11. Now the toughest part of the job: There is a bolt holding the shifter knob to the linkage and it is underneath the base. Image (10.) shows this bolt. (The picture is sideways. Up is to the right.) My method for removing this is to place a 12mm wrench on the nut and let the wrench rest on the center console to hold it in place, then use a 12mm socket on the head of the bolt to remove it. Also, based on a suggestion from Twinturbo.NET, I tied a string around the wrench so it doesn't get lost if it falls down in the hole. (11.)
BIG NOTE: This is my second time to do these bushings. The bolt may be reversed, i.e. head on the left, nut on the right, so the job may be more difficult. When I was putting it back together the first time I flipped the bolt around which made it much easier to remove this time.
12. Remove the shifter by slipping it up through the base. At this point, it should be obvious where the bushings are, although they may be completely gone. In any case, image (12.) shows my worn bushings.
13. Remove the old bushings and put the new ones in place. Reverse these steps to put everything back together. Remember to orient the shifter so that the notch is facing the same direction that it was when you disassembled. The pictures on this page show it facing rearward, but that may or may not be correct.(9.)

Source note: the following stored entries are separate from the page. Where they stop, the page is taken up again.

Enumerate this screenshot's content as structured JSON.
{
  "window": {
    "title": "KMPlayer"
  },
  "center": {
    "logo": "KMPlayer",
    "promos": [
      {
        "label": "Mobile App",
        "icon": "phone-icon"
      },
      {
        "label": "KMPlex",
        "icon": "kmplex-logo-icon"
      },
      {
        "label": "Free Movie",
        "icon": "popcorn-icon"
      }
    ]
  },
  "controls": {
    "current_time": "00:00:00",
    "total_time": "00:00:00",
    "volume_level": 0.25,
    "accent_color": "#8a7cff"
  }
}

14. When re-attaching the shifter to the linkage with the long bolt, there may be some difficulty getting the base of the shifter, with the new bushings, seated between the "arms" of the linkage. To make this part easier, I inserted a pair of pliers between those "arms" and stretched them out a bit. (13.) Then just tighten the long bolt to 12-14ft-lbs. to clamp it back down.
15. Assemble in reverse order. The nuts & bolts that hold the shifter to the support are torqued to 9-12ft-lbs.